Bond markets were at their best levels since Monday heading into today’s 1pm 30yr Bond auction (MBS prices don’t reflect that only because of the roll). In so doing, they were rushing to price in a certain amount of positivity (or rather, a fear of being too negative) expected to be validated by the auction results. They overshot the mark as the auction stats ended up being slightly weaker than average/ That was still a relatively impressive result given the that bond markets are more prone to weakening ahead of auctions.
In other words, as opposed to betting that the auction would be challenging and breathing a sigh of relief after it was done, traders instead bet on the auction being strong and pulled back a bit after seeing they overshot the mark.

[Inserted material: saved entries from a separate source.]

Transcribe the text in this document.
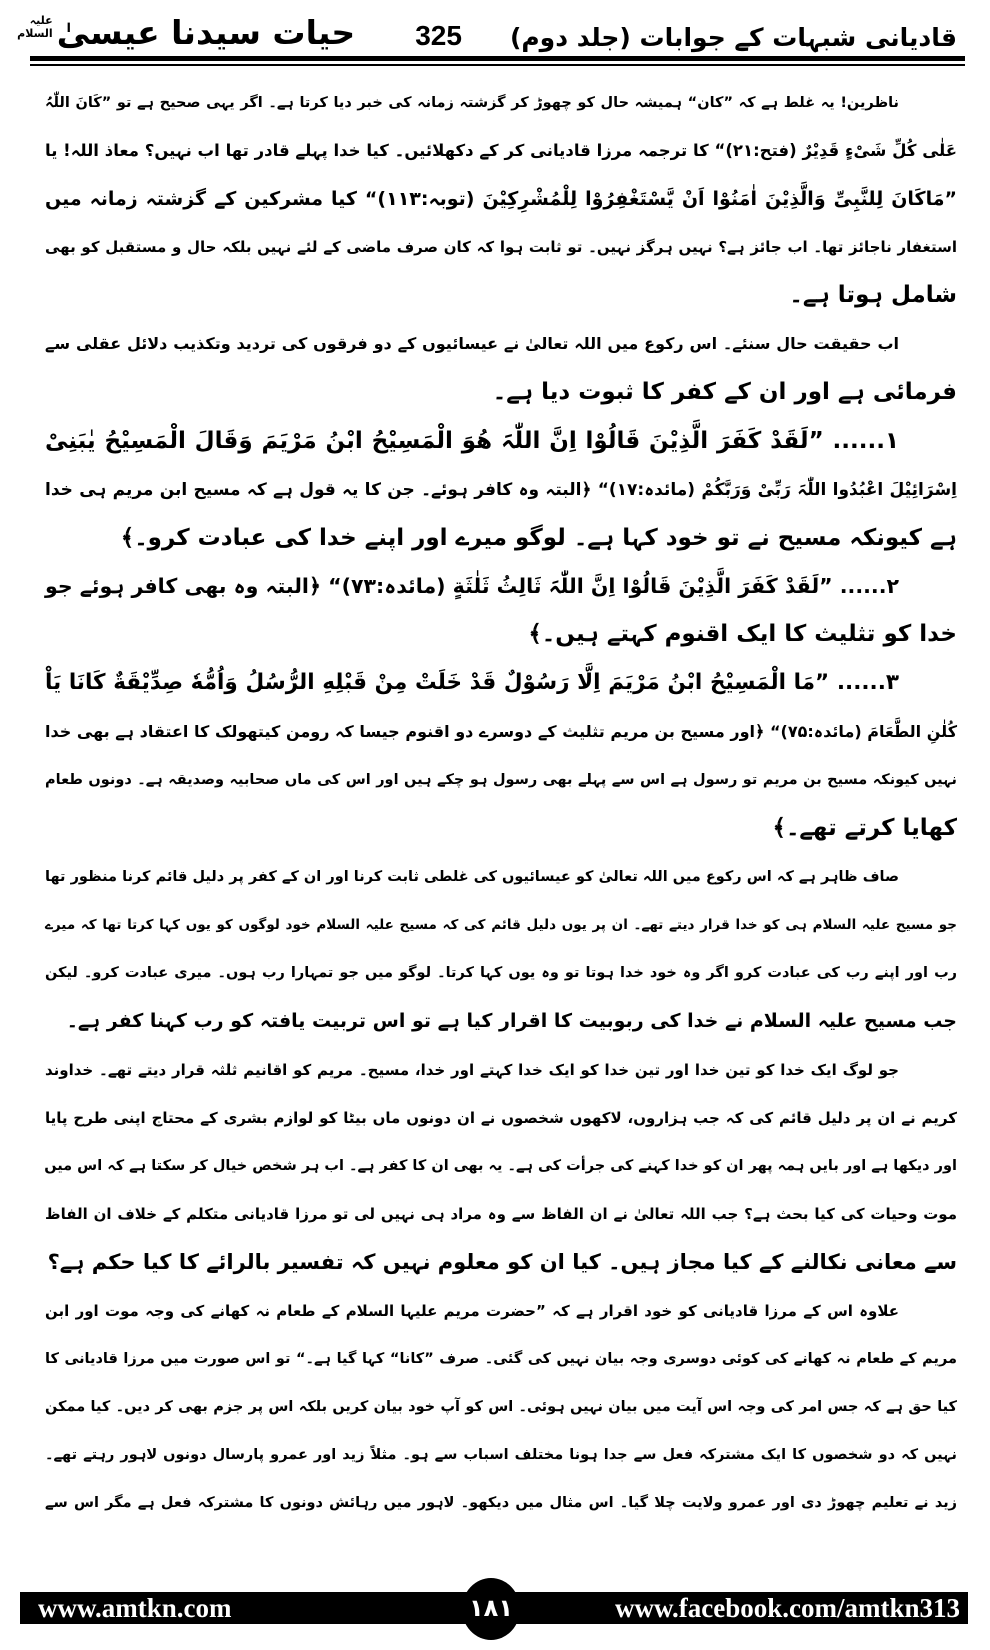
قادیانی شبہات کے جوابات (جلد دوم)
325
حیات سیدنا عیسیٰ
علیہ السلام
ناظرین! یہ غلط ہے کہ ”کان“ ہمیشہ حال کو چھوڑ کر گزشتہ زمانہ کی خبر دیا کرتا ہے۔ اگر یہی صحیح ہے تو ”کَانَ اللّٰہُ
عَلٰی کُلِّ شَیْءٍ قَدِیْرٌ (فتح:۲۱)“ کا ترجمہ مرزا قادیانی کر کے دکھلائیں۔ کیا خدا پہلے قادر تھا اب نہیں؟ معاذ اللہ! یا
”مَاکَانَ لِلنَّبِیِّ وَالَّذِیْنَ اٰمَنُوْا اَنْ یَّسْتَغْفِرُوْا لِلْمُشْرِکِیْنَ (توبہ:۱۱۳)“ کیا مشرکین کے گزشتہ زمانہ میں
استغفار ناجائز تھا۔ اب جائز ہے؟ نہیں ہرگز نہیں۔ تو ثابت ہوا کہ کان صرف ماضی کے لئے نہیں بلکہ حال و مستقبل کو بھی
شامل ہوتا ہے۔
اب حقیقت حال سنئے۔ اس رکوع میں اللہ تعالیٰ نے عیسائیوں کے دو فرقوں کی تردید وتکذیب دلائل عقلی سے
فرمائی ہے اور ان کے کفر کا ثبوت دیا ہے۔
۱...... ”لَقَدْ کَفَرَ الَّذِیْنَ قَالُوْا اِنَّ اللّٰہَ ھُوَ الْمَسِیْحُ ابْنُ مَرْیَمَ وَقَالَ الْمَسِیْحُ یٰبَنِیْ
اِسْرَائِیْلَ اعْبُدُوا اللّٰہَ رَبِّیْ وَرَبَّکُمْ (مائدہ:۱۷)“ ﴿البتہ وہ کافر ہوئے۔ جن کا یہ قول ہے کہ مسیح ابن مریم ہی خدا
ہے کیونکہ مسیح نے تو خود کہا ہے۔ لوگو میرے اور اپنے خدا کی عبادت کرو۔﴾
۲...... ”لَقَدْ کَفَرَ الَّذِیْنَ قَالُوْا اِنَّ اللّٰہَ ثَالِثُ ثَلٰثَةٍ (مائدہ:۷۳)“ ﴿البتہ وہ بھی کافر ہوئے جو
خدا کو تثلیث کا ایک اقنوم کہتے ہیں۔﴾
۳...... ”مَا الْمَسِیْحُ ابْنُ مَرْیَمَ اِلَّا رَسُوْلٌ قَدْ خَلَتْ مِنْ قَبْلِهِ الرُّسُلُ وَاُمُّهٗ صِدِّیْقَةٌ کَانَا یَاْ
کُلٰنِ الطَّعَامَ (مائدہ:۷۵)“ ﴿اور مسیح بن مریم تثلیث کے دوسرے دو اقنوم جیسا کہ رومن کیتھولک کا اعتقاد ہے بھی خدا
نہیں کیونکہ مسیح بن مریم تو رسول ہے اس سے پہلے بھی رسول ہو چکے ہیں اور اس کی ماں صحابیہ وصدیقہ ہے۔ دونوں طعام
کھایا کرتے تھے۔﴾
صاف ظاہر ہے کہ اس رکوع میں اللہ تعالیٰ کو عیسائیوں کی غلطی ثابت کرنا اور ان کے کفر پر دلیل قائم کرنا منظور تھا
جو مسیح علیہ السلام ہی کو خدا قرار دیتے تھے۔ ان پر یوں دلیل قائم کی کہ مسیح علیہ السلام خود لوگوں کو یوں کہا کرتا تھا کہ میرے
رب اور اپنے رب کی عبادت کرو اگر وہ خود خدا ہوتا تو وہ یوں کہا کرتا۔ لوگو میں جو تمہارا رب ہوں۔ میری عبادت کرو۔ لیکن
جب مسیح علیہ السلام نے خدا کی ربوبیت کا اقرار کیا ہے تو اس تربیت یافتہ کو رب کہنا کفر ہے۔
جو لوگ ایک خدا کو تین خدا اور تین خدا کو ایک خدا کہتے اور خدا، مسیح۔ مریم کو اقانیم ثلثہ قرار دیتے تھے۔ خداوند
کریم نے ان پر دلیل قائم کی کہ جب ہزاروں، لاکھوں شخصوں نے ان دونوں ماں بیٹا کو لوازم بشری کے محتاج اپنی طرح پایا
اور دیکھا ہے اور بایں ہمہ پھر ان کو خدا کہنے کی جرأت کی ہے۔ یہ بھی ان کا کفر ہے۔ اب ہر شخص خیال کر سکتا ہے کہ اس میں
موت وحیات کی کیا بحث ہے؟ جب اللہ تعالیٰ نے ان الفاظ سے وہ مراد ہی نہیں لی تو مرزا قادیانی متکلم کے خلاف ان الفاظ
سے معانی نکالنے کے کیا مجاز ہیں۔ کیا ان کو معلوم نہیں کہ تفسیر بالرائے کا کیا حکم ہے؟
علاوہ اس کے مرزا قادیانی کو خود اقرار ہے کہ ”حضرت مریم علیہا السلام کے طعام نہ کھانے کی وجہ موت اور ابن
مریم کے طعام نہ کھانے کی کوئی دوسری وجہ بیان نہیں کی گئی۔ صرف ”کانا“ کہا گیا ہے۔“ تو اس صورت میں مرزا قادیانی کا
کیا حق ہے کہ جس امر کی وجہ اس آیت میں بیان نہیں ہوئی۔ اس کو آپ خود بیان کریں بلکہ اس پر جزم بھی کر دیں۔ کیا ممکن
نہیں کہ دو شخصوں کا ایک مشترکہ فعل سے جدا ہونا مختلف اسباب سے ہو۔ مثلاً زید اور عمرو پارسال دونوں لاہور رہتے تھے۔
زید نے تعلیم چھوڑ دی اور عمرو ولایت چلا گیا۔ اس مثال میں دیکھو۔ لاہور میں رہائش دونوں کا مشترکہ فعل ہے مگر اس سے
www.amtkn.com	۱۸۱	www.facebook.com/amtkn313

But why take the opposite stance this time around? It has to do with the big shift in bond markets in February where more bets were made that rates would rise–aka “shorts” or short positions. When there are a significant amount of shorts in the market and when something comes along like a much weaker than expected Retail Sales report that guarantees a certain amount of bond market positivity, the shorts are forced to cover. Since a short equates to “bond selling,” covering the short means bond buying. Bond buying in turn raises prices, forcing more shorts to cover.
Shorts further had to protect against the risk that the auction would move against them as well (hence “fear of being too negative”), so trading levels stayed solid right up until we saw the slightly weaker auction results. That left traders free to redistribute their positions, which eventually left us right about where we were before the short covering rally started. MBS outperformed Treasuries in that endeavor and ended near the highs of the day.